In the two years since Ontario added the will-validation provision to its estate law, courts have validated a will the deceased had failed to sign, a will that no witnesses had signed, and a will that existed only as an unsigned, unwitnessed electronic file — even though the legislation appears not to apply to electronic wills.
“It’s a little bit of a Wild West right now,” said Demetre Vasilounis, an estate lawyer with Fasken Martineau DuMoulin LLP in Toronto.
Also unclear is the extent to which lawyers and executors would be obligated to disclose the existence of a non-compliant will that could be validated by a court, said Krystyne Rusek, an estate lawyer with Speigel Nichols Fox LLP in Mississauga, Ont.
Before the provision took effect, in 2022, executors were not obliged to disclose the existence of a will that was improperly executed. Now, “rather than looking for a document [among the deceased’s effects] that says ‘Last Will and Testament,’ an [executor] might have to read through some scribbles on a napkin to see if it is a possible will,” Rusek said.
In 2021, the Ontario government added a will-validation provision to its Succession Law Reform Act (SLRA) as part of a broader set of estate law reforms. Section 21.1 took effect for deaths occurring on Jan. 1, 2022, and later, and gives courts the power to validate a document that was improperly executed if the document “sets out the testamentary intentions of a deceased, or an intention of a deceased to revoke, alter or revive a will.”
Prior to 2022, a will in Ontario that had not been signed by the testator in the presence of two witnesses — with those witnesses also signing in the testator’s presence — generally could not be saved, Vasilounis said. Sec. 21.1 is meant to address cases in which a testator’s intentions might be thwarted solely due to a technicality.
The courts used the new provision in the June 2023 decision Cruz v. Public Guardian and Trustee, in which the testator signed a typewritten will but failed to have it witnessed; and in the October 2023 decision Kertesz v. Kertesz, in which the testator left a handwritten, unsigned will.
However, the court validated a will that existed only as an electronic draft in the February 2023 decision Grattan v. Grattan. Subsection 21.1(2) of the SLRA — which bears the header “No electronic wills” — appears to exempt electronic documents from the validation provision. The court “likely misapplied” the provision, Rusek said.
Vasilounis suggested the introduction of Sec. 21.1, combined with greater general acceptance of electronic wills, may eventually lead the province to permit such wills. British Columbia is the only province that allows them.
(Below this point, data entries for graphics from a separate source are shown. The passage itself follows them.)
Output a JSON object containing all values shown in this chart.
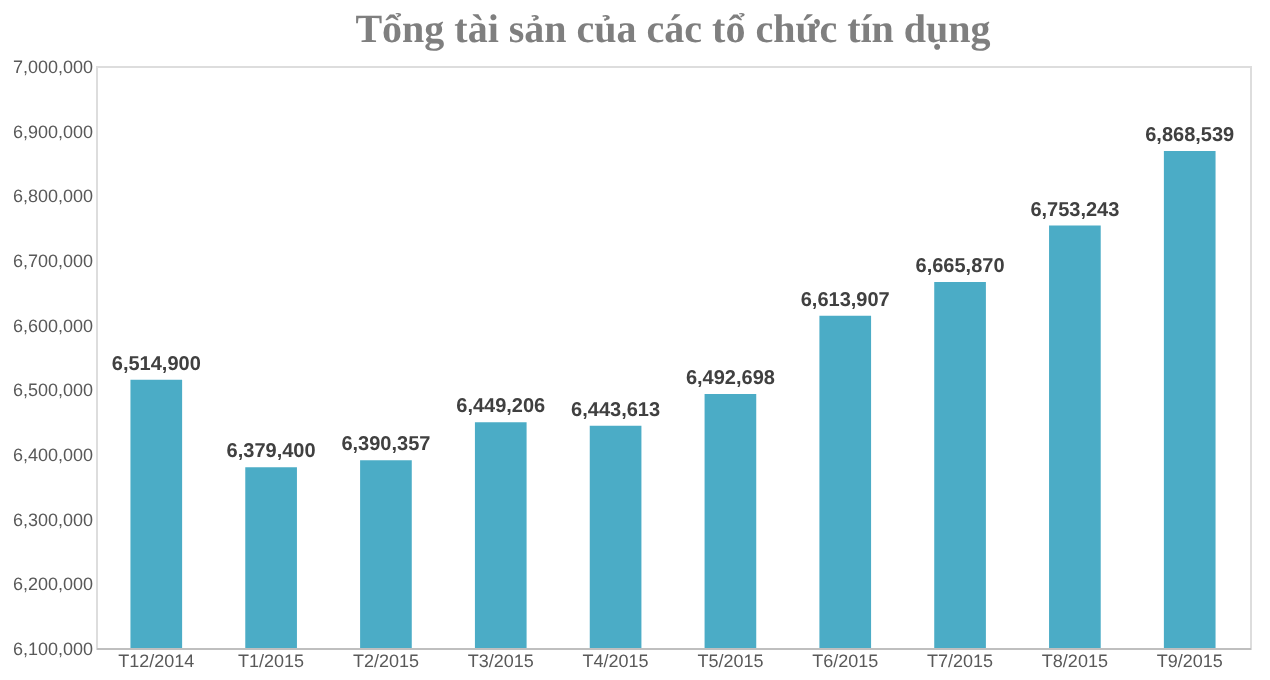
{
  "chart_data": {
    "type": "bar",
    "title": "Tổng tài sản của các tổ chức tín dụng",
    "categories": [
      "T12/2014",
      "T1/2015",
      "T2/2015",
      "T3/2015",
      "T4/2015",
      "T5/2015",
      "T6/2015",
      "T7/2015",
      "T8/2015",
      "T9/2015"
    ],
    "values": [
      6514900,
      6379400,
      6390357,
      6449206,
      6443613,
      6492698,
      6613907,
      6665870,
      6753243,
      6868539
    ],
    "value_labels": [
      "6,514,900",
      "6,379,400",
      "6,390,357",
      "6,449,206",
      "6,443,613",
      "6,492,698",
      "6,613,907",
      "6,665,870",
      "6,753,243",
      "6,868,539"
    ],
    "color": "#4bacc6",
    "ylim": [
      6100000,
      7000000
    ],
    "yticks": [
      {
        "value": 6100000,
        "label": "6,100,000"
      },
      {
        "value": 6200000,
        "label": "6,200,000"
      },
      {
        "value": 6300000,
        "label": "6,300,000"
      },
      {
        "value": 6400000,
        "label": "6,400,000"
      },
      {
        "value": 6500000,
        "label": "6,500,000"
      },
      {
        "value": 6600000,
        "label": "6,600,000"
      },
      {
        "value": 6700000,
        "label": "6,700,000"
      },
      {
        "value": 6800000,
        "label": "6,800,000"
      },
      {
        "value": 6900000,
        "label": "6,900,000"
      },
      {
        "value": 7000000,
        "label": "7,000,000"
      }
    ],
    "grid": false
  }
}
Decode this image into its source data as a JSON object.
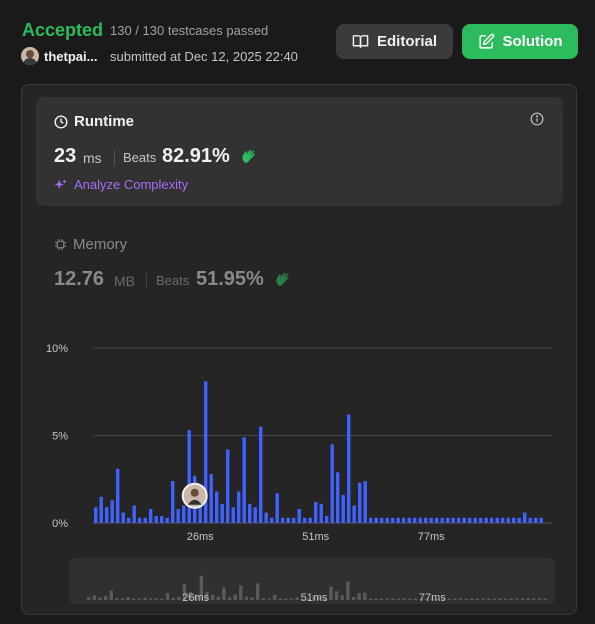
{
  "header": {
    "status": "Accepted",
    "testcases": "130 / 130 testcases passed",
    "username": "thetpai...",
    "submitted": "submitted at Dec 12, 2025 22:40",
    "editorial_label": "Editorial",
    "solution_label": "Solution"
  },
  "runtime": {
    "title": "Runtime",
    "value": "23",
    "unit": "ms",
    "beats_label": "Beats",
    "beats_value": "82.91%",
    "analyze_label": "Analyze Complexity"
  },
  "memory": {
    "title": "Memory",
    "value": "12.76",
    "unit": "MB",
    "beats_label": "Beats",
    "beats_value": "51.95%"
  },
  "colors": {
    "accent_green": "#2cbb5d",
    "bar_blue": "#4262ff",
    "purple": "#a76ef5"
  },
  "chart_data": {
    "type": "bar",
    "title": "",
    "xlabel": "",
    "ylabel": "",
    "y_ticks": [
      "0%",
      "5%",
      "10%"
    ],
    "ylim": [
      0,
      10
    ],
    "x_ticks": [
      {
        "label": "26ms",
        "index": 19
      },
      {
        "label": "51ms",
        "index": 40
      },
      {
        "label": "77ms",
        "index": 61
      }
    ],
    "current_user_index": 18,
    "values": [
      0.9,
      1.5,
      0.9,
      1.3,
      3.1,
      0.6,
      0.3,
      1.0,
      0.3,
      0.3,
      0.8,
      0.4,
      0.4,
      0.3,
      2.4,
      0.8,
      1.0,
      5.3,
      2.7,
      1.8,
      8.1,
      2.8,
      1.8,
      1.1,
      4.2,
      0.9,
      1.8,
      4.9,
      1.1,
      0.9,
      5.5,
      0.6,
      0.3,
      1.7,
      0.3,
      0.3,
      0.3,
      0.8,
      0.3,
      0.3,
      1.2,
      1.1,
      0.4,
      4.5,
      2.9,
      1.6,
      6.2,
      1.0,
      2.3,
      2.4,
      0.3,
      0.3,
      0.3,
      0.3,
      0.3,
      0.3,
      0.3,
      0.3,
      0.3,
      0.3,
      0.3,
      0.3,
      0.3,
      0.3,
      0.3,
      0.3,
      0.3,
      0.3,
      0.3,
      0.3,
      0.3,
      0.3,
      0.3,
      0.3,
      0.3,
      0.3,
      0.3,
      0.3,
      0.6,
      0.3,
      0.3,
      0.3
    ],
    "nav_ticks": [
      "26ms",
      "51ms",
      "77ms"
    ]
  }
}
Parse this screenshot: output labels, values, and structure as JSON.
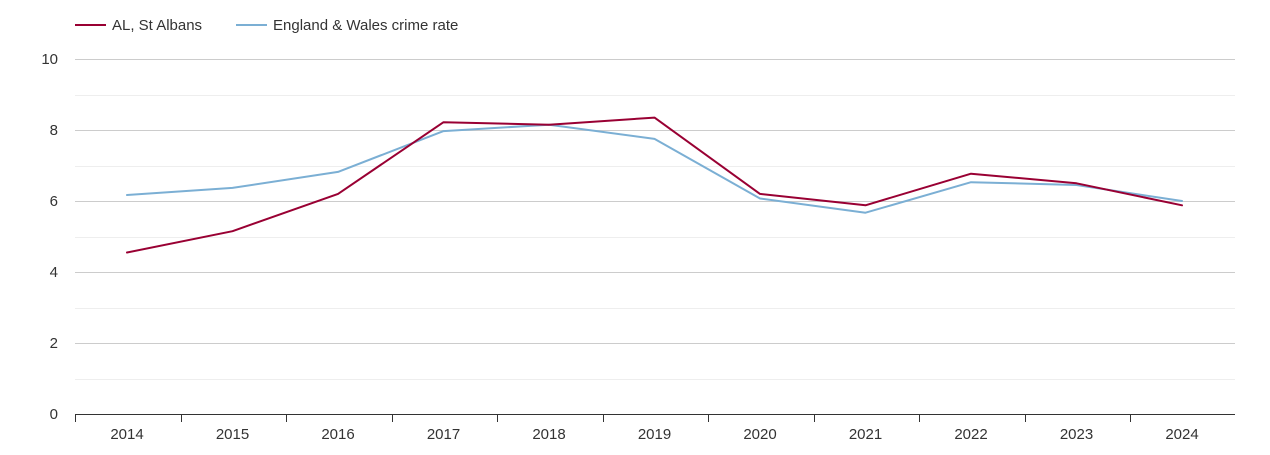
{
  "chart_data": {
    "type": "line",
    "title": "",
    "xlabel": "",
    "ylabel": "",
    "categories": [
      "2014",
      "2015",
      "2016",
      "2017",
      "2018",
      "2019",
      "2020",
      "2021",
      "2022",
      "2023",
      "2024"
    ],
    "ylim": [
      0,
      10
    ],
    "yticks": [
      0,
      2,
      4,
      6,
      8,
      10
    ],
    "grid": true,
    "legend_position": "top-left",
    "series": [
      {
        "name": "AL, St Albans",
        "color": "#990033",
        "values": [
          4.55,
          5.15,
          6.2,
          8.22,
          8.15,
          8.35,
          6.2,
          5.88,
          6.77,
          6.5,
          5.88
        ]
      },
      {
        "name": "England & Wales crime rate",
        "color": "#7BAFD4",
        "values": [
          6.17,
          6.37,
          6.82,
          7.97,
          8.15,
          7.75,
          6.07,
          5.67,
          6.53,
          6.45,
          6.0
        ]
      }
    ]
  }
}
Another notable decision was White v. White, in which a child of the deceased asked the court to compel the deceased’s lawyer to produce any of the deceased’s files that could be “testamentary” to see if any document could be validated under the new provision. Under an existing valid will in that case, the applicant was to receive only 10% of the estate. The court reluctantly issued the order only after the applicant produced evidence that the deceased may have been preparing a new will.
Rusek said case law on Sec. 21.1 indicates that a court will validate a will that fails to comply with formalities if the court deems a document to be authentic and reflect the testator’s final intentions. However, the legislation is awaiting a precedent setting decision, as no applicants in the cases to date were opposed.
“We haven’t had a case where someone was contesting that it was the handwriting of the deceased,” Rusek said. “We do not have a case where there is competing evidence as to the deceased’s fixed and final intentions.”